A aposta de analistas é que o produto será usado para popularizar essa forma de experiência imersiva, enquanto concorre com a Meta, que também aposta em dispositivos de realidade aumentada (ou mista). Mesmo se fizer perfeitamente tudo que promete, o Vision Pro talvez ainda enfrente muitos problemas para se provar.
A Apple é vista como especialista em design e consolidação de mercado. Não inventou praticamente nada do zero, mas aperfeiçoou a ponto de transformar completamente certos setores de mercado. Foi assim com smartphones, tablets, fones de ouvido e relógios inteligentes.
A realidade aumentada mal existe e ninguém sabe sequer se um dia vai ser popular.
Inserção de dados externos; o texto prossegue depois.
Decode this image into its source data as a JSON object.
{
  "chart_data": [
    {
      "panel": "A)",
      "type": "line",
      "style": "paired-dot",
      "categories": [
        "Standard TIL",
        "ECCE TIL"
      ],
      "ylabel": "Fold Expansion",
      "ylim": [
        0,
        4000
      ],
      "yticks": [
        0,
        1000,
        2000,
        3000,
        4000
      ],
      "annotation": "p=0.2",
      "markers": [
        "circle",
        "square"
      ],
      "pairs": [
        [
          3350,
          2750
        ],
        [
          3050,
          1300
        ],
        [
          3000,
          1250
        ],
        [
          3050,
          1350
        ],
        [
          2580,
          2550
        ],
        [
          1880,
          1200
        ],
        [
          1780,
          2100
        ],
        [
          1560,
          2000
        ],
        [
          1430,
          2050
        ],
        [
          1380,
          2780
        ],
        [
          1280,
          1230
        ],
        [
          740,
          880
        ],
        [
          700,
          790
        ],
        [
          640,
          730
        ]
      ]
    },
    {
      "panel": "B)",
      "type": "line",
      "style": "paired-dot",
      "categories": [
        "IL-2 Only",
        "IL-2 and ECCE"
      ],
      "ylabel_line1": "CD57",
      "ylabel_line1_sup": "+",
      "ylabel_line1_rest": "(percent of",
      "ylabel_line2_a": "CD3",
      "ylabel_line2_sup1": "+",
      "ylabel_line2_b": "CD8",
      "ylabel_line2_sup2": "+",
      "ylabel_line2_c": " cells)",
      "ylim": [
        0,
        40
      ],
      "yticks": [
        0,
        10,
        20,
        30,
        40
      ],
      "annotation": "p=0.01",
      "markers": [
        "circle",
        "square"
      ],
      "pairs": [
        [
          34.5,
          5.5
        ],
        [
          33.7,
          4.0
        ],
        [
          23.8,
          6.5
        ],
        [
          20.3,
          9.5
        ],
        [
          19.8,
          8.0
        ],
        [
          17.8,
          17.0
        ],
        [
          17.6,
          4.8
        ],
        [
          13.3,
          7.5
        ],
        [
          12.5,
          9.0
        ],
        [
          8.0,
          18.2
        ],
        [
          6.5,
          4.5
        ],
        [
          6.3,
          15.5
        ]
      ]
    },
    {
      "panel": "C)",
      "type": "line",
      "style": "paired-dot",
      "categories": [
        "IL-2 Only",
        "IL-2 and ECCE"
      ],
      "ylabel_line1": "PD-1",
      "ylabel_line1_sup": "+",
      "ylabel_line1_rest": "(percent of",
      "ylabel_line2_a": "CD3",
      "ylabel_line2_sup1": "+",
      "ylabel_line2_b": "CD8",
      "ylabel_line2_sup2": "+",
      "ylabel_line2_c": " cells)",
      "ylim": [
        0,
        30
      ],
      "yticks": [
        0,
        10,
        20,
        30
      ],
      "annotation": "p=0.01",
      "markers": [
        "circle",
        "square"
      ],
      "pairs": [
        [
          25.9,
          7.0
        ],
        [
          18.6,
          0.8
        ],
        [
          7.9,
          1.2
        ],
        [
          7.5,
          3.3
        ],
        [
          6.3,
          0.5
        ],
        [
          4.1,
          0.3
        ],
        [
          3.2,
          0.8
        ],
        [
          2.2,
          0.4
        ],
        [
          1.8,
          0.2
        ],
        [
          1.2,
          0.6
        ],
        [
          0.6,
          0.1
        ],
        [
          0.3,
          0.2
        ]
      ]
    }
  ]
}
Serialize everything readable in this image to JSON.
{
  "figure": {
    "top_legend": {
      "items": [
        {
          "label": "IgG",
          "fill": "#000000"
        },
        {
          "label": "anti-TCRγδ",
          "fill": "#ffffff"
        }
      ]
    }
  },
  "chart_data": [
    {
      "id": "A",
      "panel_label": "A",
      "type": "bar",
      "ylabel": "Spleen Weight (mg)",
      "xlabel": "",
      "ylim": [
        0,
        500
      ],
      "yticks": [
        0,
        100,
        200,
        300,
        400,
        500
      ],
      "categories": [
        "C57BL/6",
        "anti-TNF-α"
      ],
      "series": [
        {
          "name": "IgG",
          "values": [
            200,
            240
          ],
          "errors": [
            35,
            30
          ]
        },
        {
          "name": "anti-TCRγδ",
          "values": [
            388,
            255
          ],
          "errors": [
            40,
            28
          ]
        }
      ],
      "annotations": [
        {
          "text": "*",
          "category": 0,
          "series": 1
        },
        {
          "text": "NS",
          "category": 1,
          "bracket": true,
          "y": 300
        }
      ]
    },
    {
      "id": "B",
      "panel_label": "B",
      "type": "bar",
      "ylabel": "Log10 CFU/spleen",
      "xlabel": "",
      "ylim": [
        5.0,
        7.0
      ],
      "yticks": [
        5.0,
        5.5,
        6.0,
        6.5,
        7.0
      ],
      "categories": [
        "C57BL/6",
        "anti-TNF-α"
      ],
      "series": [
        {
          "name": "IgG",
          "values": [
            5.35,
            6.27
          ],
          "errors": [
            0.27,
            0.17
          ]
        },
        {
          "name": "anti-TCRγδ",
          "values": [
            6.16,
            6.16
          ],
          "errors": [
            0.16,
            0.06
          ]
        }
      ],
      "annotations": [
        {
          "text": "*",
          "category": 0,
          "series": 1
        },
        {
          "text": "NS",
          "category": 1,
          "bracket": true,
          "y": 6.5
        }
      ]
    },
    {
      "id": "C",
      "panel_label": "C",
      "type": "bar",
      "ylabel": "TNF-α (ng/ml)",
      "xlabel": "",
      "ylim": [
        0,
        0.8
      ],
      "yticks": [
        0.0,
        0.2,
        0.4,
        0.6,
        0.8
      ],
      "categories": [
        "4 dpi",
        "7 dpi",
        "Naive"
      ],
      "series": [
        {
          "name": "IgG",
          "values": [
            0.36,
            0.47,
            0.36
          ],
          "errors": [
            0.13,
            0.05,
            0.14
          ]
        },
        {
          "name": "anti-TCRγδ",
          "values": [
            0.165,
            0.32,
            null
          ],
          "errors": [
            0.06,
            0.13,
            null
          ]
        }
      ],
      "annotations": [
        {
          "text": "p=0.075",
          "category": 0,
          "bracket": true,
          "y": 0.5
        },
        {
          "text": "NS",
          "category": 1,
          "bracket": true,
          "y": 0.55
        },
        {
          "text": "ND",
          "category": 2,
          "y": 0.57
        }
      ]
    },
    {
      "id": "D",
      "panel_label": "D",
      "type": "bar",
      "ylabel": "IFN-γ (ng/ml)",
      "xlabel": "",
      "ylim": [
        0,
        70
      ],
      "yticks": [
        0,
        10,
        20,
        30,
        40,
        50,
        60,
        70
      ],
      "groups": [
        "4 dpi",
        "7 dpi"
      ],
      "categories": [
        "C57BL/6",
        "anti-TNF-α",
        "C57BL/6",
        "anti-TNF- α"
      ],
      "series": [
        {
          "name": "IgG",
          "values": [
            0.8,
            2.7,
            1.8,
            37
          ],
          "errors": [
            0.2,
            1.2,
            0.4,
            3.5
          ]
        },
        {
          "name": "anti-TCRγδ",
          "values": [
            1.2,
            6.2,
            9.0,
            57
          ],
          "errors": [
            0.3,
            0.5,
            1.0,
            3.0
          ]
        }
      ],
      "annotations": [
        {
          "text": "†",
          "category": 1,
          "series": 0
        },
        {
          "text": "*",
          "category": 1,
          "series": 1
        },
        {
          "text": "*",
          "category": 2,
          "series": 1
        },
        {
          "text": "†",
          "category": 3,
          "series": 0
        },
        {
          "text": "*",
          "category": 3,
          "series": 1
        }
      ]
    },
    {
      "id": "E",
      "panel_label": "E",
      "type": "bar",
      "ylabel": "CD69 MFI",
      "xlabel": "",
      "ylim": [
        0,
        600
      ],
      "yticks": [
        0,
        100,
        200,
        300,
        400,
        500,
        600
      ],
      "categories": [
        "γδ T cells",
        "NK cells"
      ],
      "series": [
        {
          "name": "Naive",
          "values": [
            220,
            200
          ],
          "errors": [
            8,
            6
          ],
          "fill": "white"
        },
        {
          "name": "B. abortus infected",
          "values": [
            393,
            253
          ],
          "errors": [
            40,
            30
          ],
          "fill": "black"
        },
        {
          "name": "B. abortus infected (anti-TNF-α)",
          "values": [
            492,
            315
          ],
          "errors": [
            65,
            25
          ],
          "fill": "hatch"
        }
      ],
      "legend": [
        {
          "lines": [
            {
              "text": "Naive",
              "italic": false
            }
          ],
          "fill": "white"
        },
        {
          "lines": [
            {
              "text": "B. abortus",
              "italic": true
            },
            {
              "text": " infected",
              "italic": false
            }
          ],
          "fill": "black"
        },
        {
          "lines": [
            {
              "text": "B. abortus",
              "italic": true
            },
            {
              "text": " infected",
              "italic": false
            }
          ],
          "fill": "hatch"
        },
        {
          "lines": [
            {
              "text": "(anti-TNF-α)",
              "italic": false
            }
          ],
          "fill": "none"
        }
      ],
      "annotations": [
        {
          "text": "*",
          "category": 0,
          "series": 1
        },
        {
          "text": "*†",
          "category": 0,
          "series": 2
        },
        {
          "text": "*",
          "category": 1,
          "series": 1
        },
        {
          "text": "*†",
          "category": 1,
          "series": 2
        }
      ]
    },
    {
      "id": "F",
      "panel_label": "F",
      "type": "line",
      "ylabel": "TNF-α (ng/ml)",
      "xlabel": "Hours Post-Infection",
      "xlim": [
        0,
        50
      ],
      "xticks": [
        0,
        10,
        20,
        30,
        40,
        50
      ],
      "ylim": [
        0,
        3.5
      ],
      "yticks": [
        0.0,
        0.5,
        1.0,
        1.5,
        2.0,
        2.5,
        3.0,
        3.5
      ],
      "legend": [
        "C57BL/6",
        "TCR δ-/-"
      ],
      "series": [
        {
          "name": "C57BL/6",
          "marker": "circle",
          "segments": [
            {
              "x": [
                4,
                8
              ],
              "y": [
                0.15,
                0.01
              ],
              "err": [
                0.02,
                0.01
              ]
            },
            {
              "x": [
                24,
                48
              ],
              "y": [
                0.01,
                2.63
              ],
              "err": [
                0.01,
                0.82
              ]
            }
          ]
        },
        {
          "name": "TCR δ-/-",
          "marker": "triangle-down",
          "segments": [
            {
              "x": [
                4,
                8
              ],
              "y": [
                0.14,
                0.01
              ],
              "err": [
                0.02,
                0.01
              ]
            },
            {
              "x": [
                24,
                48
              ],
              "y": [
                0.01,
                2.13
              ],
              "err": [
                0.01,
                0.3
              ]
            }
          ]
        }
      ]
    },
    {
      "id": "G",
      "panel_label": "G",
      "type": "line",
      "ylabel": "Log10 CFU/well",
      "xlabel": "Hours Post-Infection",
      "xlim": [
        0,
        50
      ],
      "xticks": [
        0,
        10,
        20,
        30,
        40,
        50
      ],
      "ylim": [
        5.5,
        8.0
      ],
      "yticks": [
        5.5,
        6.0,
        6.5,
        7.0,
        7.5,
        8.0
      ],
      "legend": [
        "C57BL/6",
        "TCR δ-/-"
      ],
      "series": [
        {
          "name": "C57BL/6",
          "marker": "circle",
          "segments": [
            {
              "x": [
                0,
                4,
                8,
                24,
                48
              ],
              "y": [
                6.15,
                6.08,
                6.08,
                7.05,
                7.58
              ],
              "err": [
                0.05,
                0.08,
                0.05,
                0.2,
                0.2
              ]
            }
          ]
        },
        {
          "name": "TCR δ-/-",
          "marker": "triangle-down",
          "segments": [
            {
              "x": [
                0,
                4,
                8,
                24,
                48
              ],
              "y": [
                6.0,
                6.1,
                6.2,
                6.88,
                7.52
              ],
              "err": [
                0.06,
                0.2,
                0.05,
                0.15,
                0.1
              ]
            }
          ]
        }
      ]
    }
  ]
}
O mais próximo dela é a realidade virtual, que existe basicamente para rodar jogos, e mesmo em um mercado multibilionário ainda é faz parte de um nicho dentro de outro.
Se pensarmos que essa é a primeira versão do produto, e a Apple costuma atualizar seus dispositivos principais anualmente, não é tão difícil imaginar que a tal computação espacial seja razoavelmente popular em cinco ou seis anos.
Mas o sucesso inicial depende de certos detalhes cruciais de design, que só serão respondidos quando pessoas suficientes usarem o aparelho: ele é pesado demais? Esquenta mais do que deveria? Dá tontura com o uso?
Uma das barreiras é justamente convencer o público a andar por aí com um gadget no rosto, com outras pessoas ao redor. Não parecer pateta é importante aqui.
Phillip Shoemaker, ex-executivo da Apple responsável pela App Store, foi mais direto em um tuíte, em janeiro: “Ninguém fica bem usando um headset. Todos nós parecemos grandes nerds.”
Foi exatamente o contrário do que aconteceu com Mark Zuckerberg, chefão da Meta, que apostou as fichas num futuro dominado por um ambiente de realidade virtual chamado Metaverso, que jamais saiu realmente dos sonhos corporativos dele.
Mas, no processo, Mark evitou o “controle de memes” e foi visto diversas vezes com headsets Oculus, de propriedade da empresa. Não é por acaso que o bilionário é ridicularizado até hoje por imagens do tipo, ou o rosto dele no ambiente Horizons, uma versão do Metaverso da Meta.
Se a Apple vencer todas essas barreiras, e consolidar a forma como um headset de realidade aumentada deve funcionar, entrará novamente para a história.